The clinical behavior of prostate cancer differs by race and ethnicity; however, data on the Korean population are scarce. We assessed the long-term oncologic outcomes of clinically localized prostate cancer after radical prostatectomy in Korean men.

MATERIALS AND METHODS

We analyzed 786 clinically localized prostate cancer patients who underwent radical prostatectomy, from June 1993 to June 2008. Kaplan-Meier survival curve analysis and log-rank test were used to assess the oncologic outcomes.

RESULTS

The mean age of the patients was 64.9±6.6 years. Pelvic lymph node dissection was performed in 373 patients. Pathologic T and N stage cancer with local advancement and invasion were detected by radical prostatectomy in 307 and 22 patients, respectively. In total, 38 patients who underwent adjuvant therapy were excluded from the analysis of progression after biochemical recurrence (BCR), which occurred in 261 men. In total, 219 patients underwent salvage treatment. Local recurrence and distant metastasis occurred in 109 and 42 patients, respectively; 36 patients experienced metastasis with local recurrence. Castration-resistant prostate cancer developed in 22 patients, and overall and disease-specific mortality was noted in 148 and 23 patients, respectively.
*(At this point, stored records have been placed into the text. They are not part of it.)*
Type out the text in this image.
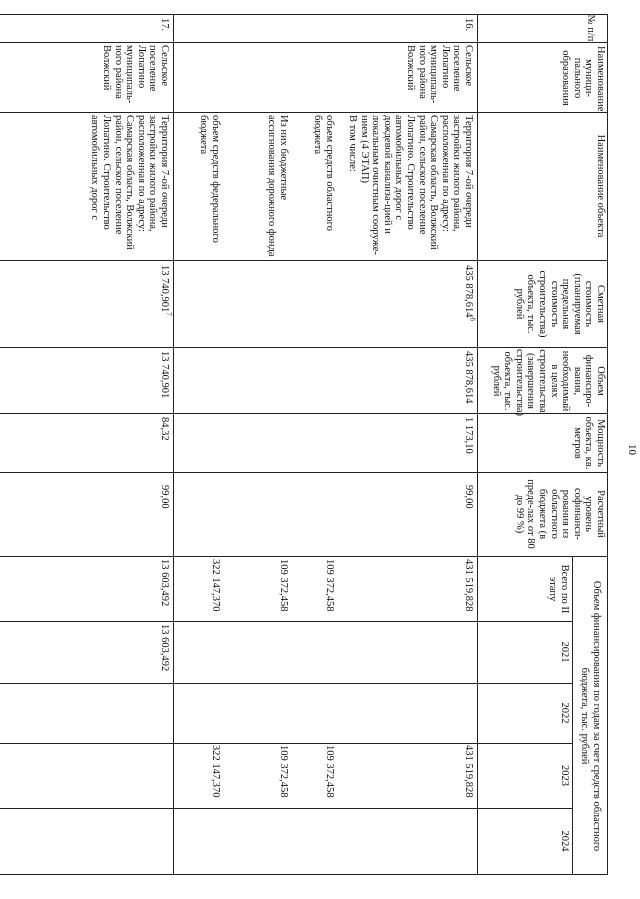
10
№ п/п
Наименование муници-пального образования
Наименование объекта
Сметная стоимость (планируемая предельная стоимость строительства) объекта, тыс. рублей
Объем финансиро-вания, необходимый в целях строительства (завершения строительства) объекта, тыс. рублей
Мощность объекта, кв. метров
Расчетный уровень софинанси-рования из областного бюджета (в преде-лах от 80 до 99 %)
Объем финансирования по годам за счет средств областного бюджета, тыс. рублей
Всего по II этапу
2021
2022
2023
2024
16.
Сельское поселение Лопатино муниципаль-ного района Волжский
Территория 7-ой очереди застройки жилого района, расположенная по адресу: Самарская область, Волжский район, сельское поселение Лопатино. Строительство автомобильных дорог с дождевой канализа-цией и локальным очистным сооруже-нием (4 ЭТАП)
435 878,614$^6$
435 878,614
1 173,10
99,00
431 519,828
431 519,828
В том числе:
объем средств областного бюджета
109 372,458
109 372,458
Из них бюджетные ассигнования дорожного фонда
109 372,458
109 372,458
объем средств федерального бюджета
322 147,370
322 147,370
17.
Сельское поселение Лопатино муниципаль-ного района Волжский
Территория 7-ой очереди застройки жилого района, расположенная по адресу: Самарская область, Волжский район, сельское поселение Лопатино. Строительство автомобильных дорог с
13 740,901$^7$
13 740,901
84,32
99,00
13 603,492
13 603,492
The median duration from operation to BCR, BCR to metastasis, and metastasis to disease-specific death was 25, 40, and 22 months, respectively.

CONCLUSIONS

We demonstrated the long-term prognosis of localized prostate cancer after radical prostatectomy among Koreans. Our results differ from those reported in the Western literature, with a lower prevalence of distant metastasis and shorter time to metastasis after BCR.

摘要

目的

前列腺癌的临床行为因种族和民族而异;然而,有关韩国人群的数据却很少。我们评估了韩国男性根治性前列腺切除术后局限性前列腺癌的长期肿瘤学结果。

材料和方法

我们分析了 1993 年 6 月至 2008 年 6 月期间接受根治性前列腺切除术的 786 例局限性前列腺癌患者。使用 Kaplan-Meier 生存曲线分析和对数秩检验评估肿瘤学结果。

结果

患者的平均年龄为 64.9±6.6 岁。373 例患者行盆腔淋巴结清扫术。通过根治性前列腺切除术检测到局部进展和侵犯的病理 T 和 N 期癌症分别为 307 例和 22 例。共有 38 例接受辅助治疗的患者被排除在生化复发(BCR)后的进展分析之外,261 例男性发生了 BCR。共有 219 例患者接受了挽救性治疗。109 例患者发生局部复发,42 例患者发生远处转移;36 例患者发生局部复发和转移。22 例患者发生去势抵抗性前列腺癌,148 例患者发生总死亡率,23 例患者发生疾病特异性死亡率。从手术到 BCR、BCR 到转移以及转移到疾病特异性死亡的中位时间分别为 25、40 和 22 个月。

结论

我们展示了韩国男性根治性前列腺切除术后局限性前列腺癌的长期预后。我们的结果与西方文献报道的结果不同,远处转移的发生率较低,BCR 后转移的时间也较短。